1921-2021, le Donaueschinger Musiktage a 100 ans (et ce n’est pas courant)
Petite ville du Bade-Wurtemberg de 22.000 habitants, Donaueschingen, en Forêt Noire, est le point de départ de la « Piste cyclable internationale le long du Danube » (1200 km jusqu’à Budapest) et accueille, joliment mise en valeur, la source du fleuve (dont la couleur se marie si bien à la valse, bleue), le château des Princes de Fürstenberg (le nom résonne plus aujourd’hui aux oreilles des amateurs de houblon, même si la brasserie locale est loin d’égaler nos bières d’abbayes) et le festival le plus ancien (et probablement le plus célèbre) de musique contemporaine.
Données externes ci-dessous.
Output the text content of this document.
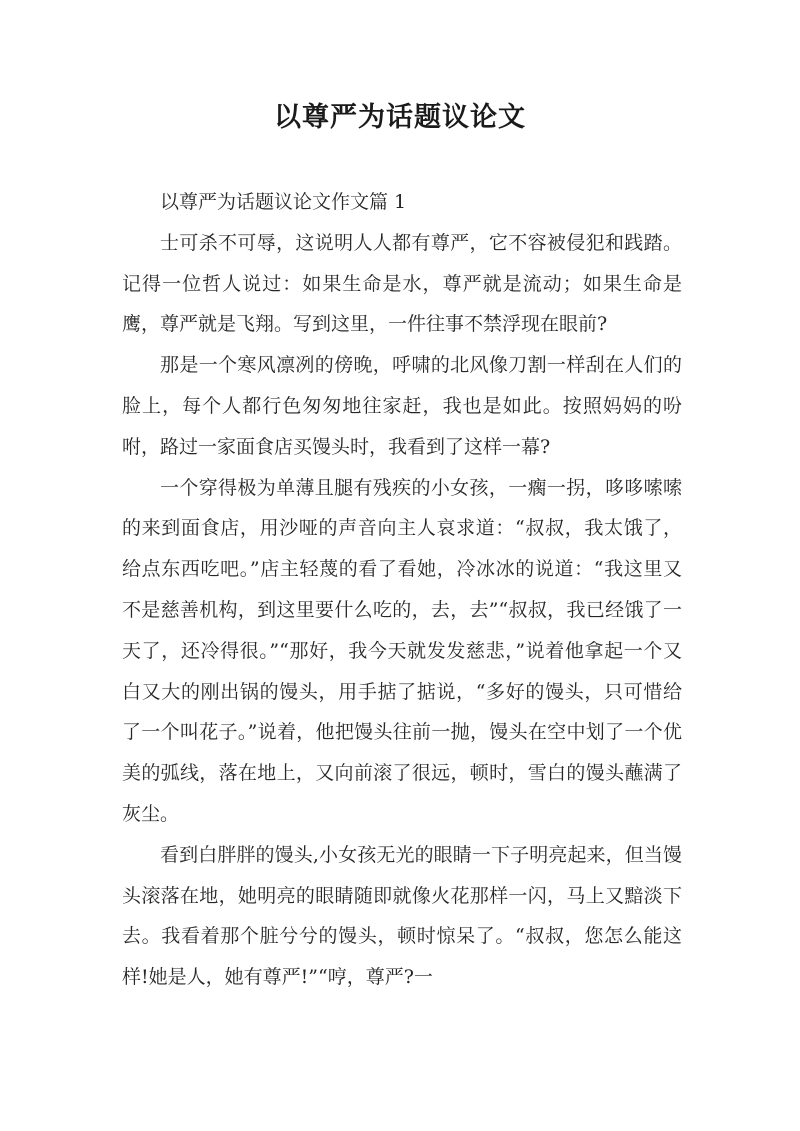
以尊严为话题议论文

以尊严为话题议论文作文篇 1

士可杀不可辱，这说明人人都有尊严，它不容被侵犯和践踏。记得一位哲人说过：如果生命是水，尊严就是流动；如果生命是鹰，尊严就是飞翔。写到这里，一件往事不禁浮现在眼前?

那是一个寒风凛冽的傍晚，呼啸的北风像刀割一样刮在人们的脸上，每个人都行色匆匆地往家赶，我也是如此。按照妈妈的吩咐，路过一家面食店买馒头时，我看到了这样一幕?

一个穿得极为单薄且腿有残疾的小女孩，一瘸一拐，哆哆嗦嗦的来到面食店，用沙哑的声音向主人哀求道：“叔叔，我太饿了，给点东西吃吧。”店主轻蔑的看了看她，冷冰冰的说道：“我这里又不是慈善机构，到这里要什么吃的，去，去”“叔叔，我已经饿了一天了，还冷得很。”“那好，我今天就发发慈悲，”说着他拿起一个又白又大的刚出锅的馒头，用手掂了掂说，“多好的馒头，只可惜给了一个叫花子。”说着，他把馒头往前一抛，馒头在空中划了一个优美的弧线，落在地上，又向前滚了很远，顿时，雪白的馒头蘸满了灰尘。

看到白胖胖的馒头,小女孩无光的眼睛一下子明亮起来，但当馒头滚落在地，她明亮的眼睛随即就像火花那样一闪，马上又黯淡下去。我看着那个脏兮兮的馒头，顿时惊呆了。“叔叔，您怎么能这样!她是人，她有尊严!”“哼，尊严?一
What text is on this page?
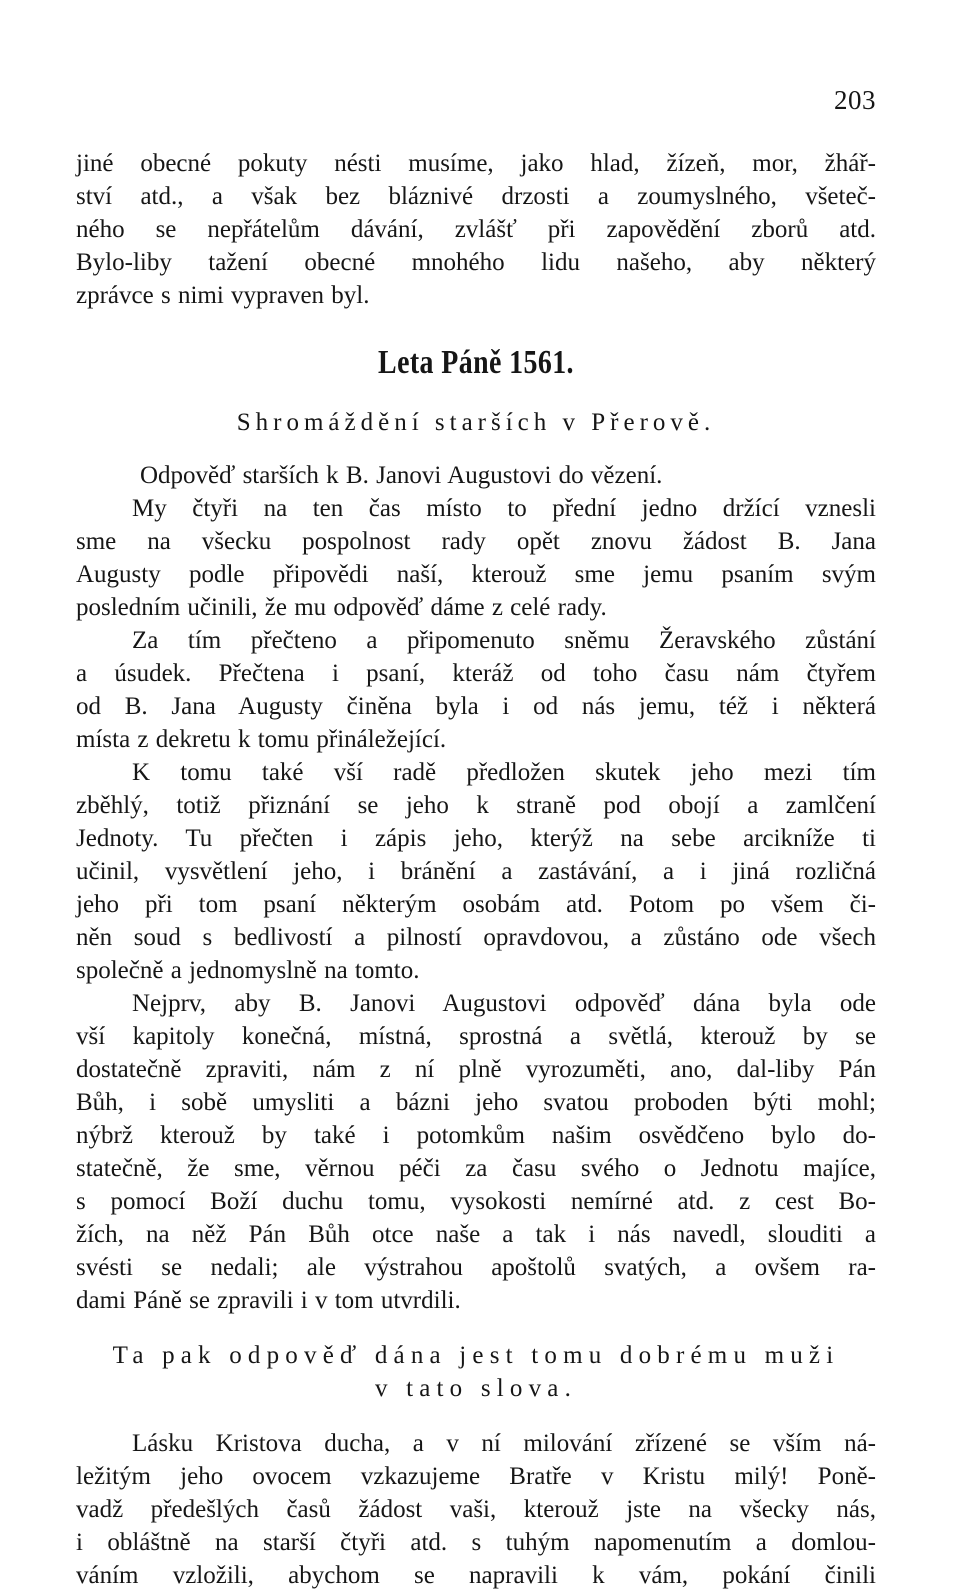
203
jiné obecné pokuty nésti musíme, jako hlad, žízeň, mor, žhář-
ství atd., a však bez bláznivé drzosti a zoumyslného, všeteč-
ného se nepřátelům dávání, zvlášť při zapovědění zborů atd.
Bylo-liby tažení obecné mnohého lidu našeho, aby některý
zprávce s nimi vypraven byl.
Leta Páně 1561.
Shromáždění starších v Přerově.
Odpověď starších k B. Janovi Augustovi do vězení.
My čtyři na ten čas místo to přední jedno držící vznesli
sme na všecku pospolnost rady opět znovu žádost B. Jana
Augusty podle připovědi naší, kterouž sme jemu psaním svým
posledním učinili, že mu odpověď dáme z celé rady.
Za tím přečteno a připomenuto sněmu Žeravského zůstání
a úsudek. Přečtena i psaní, kteráž od toho času nám čtyřem
od B. Jana Augusty činěna byla i od nás jemu, též i některá
místa z dekretu k tomu přináležející.
K tomu také vší radě předložen skutek jeho mezi tím
zběhlý, totiž přiznání se jeho k straně pod obojí a zamlčení
Jednoty. Tu přečten i zápis jeho, kterýž na sebe arcikníže ti
učinil, vysvětlení jeho, i bránění a zastávání, a i jiná rozličná
jeho při tom psaní některým osobám atd. Potom po všem či-
něn soud s bedlivostí a pilností opravdovou, a zůstáno ode všech
společně a jednomyslně na tomto.
Nejprv, aby B. Janovi Augustovi odpověď dána byla ode
vší kapitoly konečná, místná, sprostná a světlá, kterouž by se
dostatečně zpraviti, nám z ní plně vyrozuměti, ano, dal-liby Pán
Bůh, i sobě umysliti a bázni jeho svatou proboden býti mohl;
nýbrž kterouž by také i potomkům našim osvědčeno bylo do-
statečně, že sme, věrnou péči za času svého o Jednotu majíce,
s pomocí Boží duchu tomu, vysokosti nemírné atd. z cest Bo-
žích, na něž Pán Bůh otce naše a tak i nás navedl, slouditi a
svésti se nedali; ale výstrahou apoštolů svatých, a ovšem ra-
dami Páně se zpravili i v tom utvrdili.
Ta pak odpověď dána jest tomu dobrému muži
v tato slova.
Lásku Kristova ducha, a v ní milování zřízené se vším ná-
ležitým jeho ovocem vzkazujeme Bratře v Kristu milý! Poně-
vadž předešlých časů žádost vaši, kterouž jste na všecky nás,
i obláštně na starší čtyři atd. s tuhým napomenutím a domlou-
váním vzložili, abychom se napravili k vám, pokání činili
Chaque année depuis 1921 (aux années de guerre -et autour- et transfert -temporaire- à Baden-Baden près), les curieux aux grandes oreilles, les fouineurs au nez long, les fureteurs aux yeux affutés prennent le risque de l’expérimentation et de la découverte, le risque de l’éblouissement et de la désillusion (la recherche fondamentale, en musique comme ailleurs, a un rendement hautement aléatoire), le risque d’être désarçonné, dérouté même, parfois irrité, plus souvent séduit, au moins titillé. Chaque année depuis un siècle, des dizaines de musiciens investissent la ville : les Donauhallen plus récentes (aux noms de Stravinsky, Bartók, Mozart) bien sûr, mais aussi les salles de sport, les écoles, bibliothèques, musées, églises, arrière-boutiques, bistrots… - autant d’endroits éloignés de l’acoustique ahurissante des salles de concert bâties par des architectes plus ou moins visionnaires et efficaces ; autant de lieux qu’on apprend à connaître, à dépister, dont on parcourt les allées à la recherche du disque dont on ignore l’existence, du livre dont on a entendu parler (mais trop vaguement), de la partition qu’on n’imagine plus trouver -et autour desquels, dans la brume froide d’octobre, on se réchauffe d’une bratwürste à la moutarde douce (et d’une Fürstenberg) au camion-stand des secouristes (imagine-ton la Croix-Rouge servir des bières ?).